Tortillas are flatbread. Tortillas originate from northern Mexico, and were originally made with maize (corn) flour.
These home-made tortillas are soft and chewy. You can use these to make quesadillas, wraps, enchiladas, burritos, and more.
Servings: 10-12 tortillas
Ingredients:
3 cups all purpose flour
1 cup wheat flour
1/2 teaspoon salt
3 tablespoons oil
hot water as required to knead the dough (see notes)
Instructions:
Heat 2 cups of water in a pan.
In a big bowl, mix together the flour, salt, and oil.
Use a spatula or wire whisk to mix the flour while pouring in the hot water.
Bring it together to make it into a ball. If the dough is too sticky, add in a bit of flour.

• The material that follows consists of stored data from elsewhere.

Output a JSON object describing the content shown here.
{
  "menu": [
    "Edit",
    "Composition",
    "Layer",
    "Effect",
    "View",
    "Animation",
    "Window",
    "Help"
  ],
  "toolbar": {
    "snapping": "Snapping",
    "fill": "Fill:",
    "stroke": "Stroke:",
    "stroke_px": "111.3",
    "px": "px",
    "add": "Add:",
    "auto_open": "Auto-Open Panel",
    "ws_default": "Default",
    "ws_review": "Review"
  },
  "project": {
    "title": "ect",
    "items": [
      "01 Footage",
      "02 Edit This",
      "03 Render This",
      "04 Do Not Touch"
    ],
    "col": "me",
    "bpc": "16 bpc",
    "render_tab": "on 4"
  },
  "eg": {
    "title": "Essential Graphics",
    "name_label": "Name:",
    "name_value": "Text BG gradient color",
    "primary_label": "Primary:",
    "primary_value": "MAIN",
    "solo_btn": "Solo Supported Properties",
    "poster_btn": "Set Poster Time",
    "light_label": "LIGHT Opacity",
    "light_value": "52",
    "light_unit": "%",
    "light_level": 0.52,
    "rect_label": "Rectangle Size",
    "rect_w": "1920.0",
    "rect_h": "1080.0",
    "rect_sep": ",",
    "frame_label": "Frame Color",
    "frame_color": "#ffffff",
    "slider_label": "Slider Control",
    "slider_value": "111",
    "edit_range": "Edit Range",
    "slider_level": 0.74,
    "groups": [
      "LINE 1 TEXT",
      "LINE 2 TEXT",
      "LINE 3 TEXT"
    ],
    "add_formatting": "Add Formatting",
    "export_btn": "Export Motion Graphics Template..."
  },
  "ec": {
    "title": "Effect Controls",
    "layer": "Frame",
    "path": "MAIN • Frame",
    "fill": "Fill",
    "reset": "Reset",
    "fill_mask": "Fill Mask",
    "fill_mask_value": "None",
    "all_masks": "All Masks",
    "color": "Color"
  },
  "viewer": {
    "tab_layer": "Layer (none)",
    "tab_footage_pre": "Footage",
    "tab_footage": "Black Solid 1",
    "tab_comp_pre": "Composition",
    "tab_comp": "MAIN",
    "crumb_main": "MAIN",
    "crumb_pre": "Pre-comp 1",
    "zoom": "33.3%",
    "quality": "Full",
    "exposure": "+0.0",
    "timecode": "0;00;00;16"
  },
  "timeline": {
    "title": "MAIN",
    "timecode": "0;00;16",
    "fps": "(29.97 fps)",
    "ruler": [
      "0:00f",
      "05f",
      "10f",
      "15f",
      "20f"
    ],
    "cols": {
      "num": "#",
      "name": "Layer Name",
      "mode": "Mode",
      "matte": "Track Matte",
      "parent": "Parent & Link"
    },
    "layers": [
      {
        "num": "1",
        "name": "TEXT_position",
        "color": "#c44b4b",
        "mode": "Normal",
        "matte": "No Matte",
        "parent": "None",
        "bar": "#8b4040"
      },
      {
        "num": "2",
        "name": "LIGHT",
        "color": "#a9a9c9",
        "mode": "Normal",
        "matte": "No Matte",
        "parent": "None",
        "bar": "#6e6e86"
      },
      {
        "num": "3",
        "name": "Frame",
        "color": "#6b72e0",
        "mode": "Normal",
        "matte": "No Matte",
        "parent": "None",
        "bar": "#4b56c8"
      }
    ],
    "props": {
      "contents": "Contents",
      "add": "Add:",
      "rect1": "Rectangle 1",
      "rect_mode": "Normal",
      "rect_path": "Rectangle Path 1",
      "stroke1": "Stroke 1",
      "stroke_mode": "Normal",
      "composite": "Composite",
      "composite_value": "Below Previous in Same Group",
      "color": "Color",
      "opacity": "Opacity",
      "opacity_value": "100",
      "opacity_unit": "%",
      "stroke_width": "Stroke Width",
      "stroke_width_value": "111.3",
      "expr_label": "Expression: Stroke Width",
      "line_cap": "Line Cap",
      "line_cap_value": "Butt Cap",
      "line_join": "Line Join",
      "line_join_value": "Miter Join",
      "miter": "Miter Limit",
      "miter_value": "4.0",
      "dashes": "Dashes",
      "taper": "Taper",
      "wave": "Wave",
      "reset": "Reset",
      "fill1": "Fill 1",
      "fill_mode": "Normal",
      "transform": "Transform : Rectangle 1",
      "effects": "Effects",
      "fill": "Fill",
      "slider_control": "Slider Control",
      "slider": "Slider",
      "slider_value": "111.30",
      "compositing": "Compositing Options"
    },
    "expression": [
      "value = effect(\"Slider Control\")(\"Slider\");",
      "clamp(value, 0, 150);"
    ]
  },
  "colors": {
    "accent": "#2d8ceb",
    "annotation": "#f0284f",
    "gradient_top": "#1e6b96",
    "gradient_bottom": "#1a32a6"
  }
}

If the dough is too dry, add in a very small amount of water.
Knead the dough with your hands for about 4-5 minutes, until it is a soft dough.
Cover the dough with a kitchen towel and let it rest for 30 minutes.
After 30 minutes, pinch lemon-sized balls out from the dough.
Keep the balls covered with the kitchen towel at all times to prevent the dough from drying out.
Heat up a large nonstick frying pan or griddle over medium-high heat.
Roll out each ball into an 8-inch circle and transfer it onto the hot griddle.
Cook the tortilla for a minute on one side. Flip onto the other side and cook for 30 seconds by pressing the edges with a spatula.
Transfer the tortillas onto a kitchen towel to keep warm.
Cook all the remaining tortillas.
Notes:
You may not need 2 whole cups of water, but heat up at least 1 1/2 cups of water.
For Step 3, do not use your hands to mix together the dough, for it will be very hot. I used a Danish whisk to bring together the dough.
You can refrigerate the tortillas for up to two days in the fridge.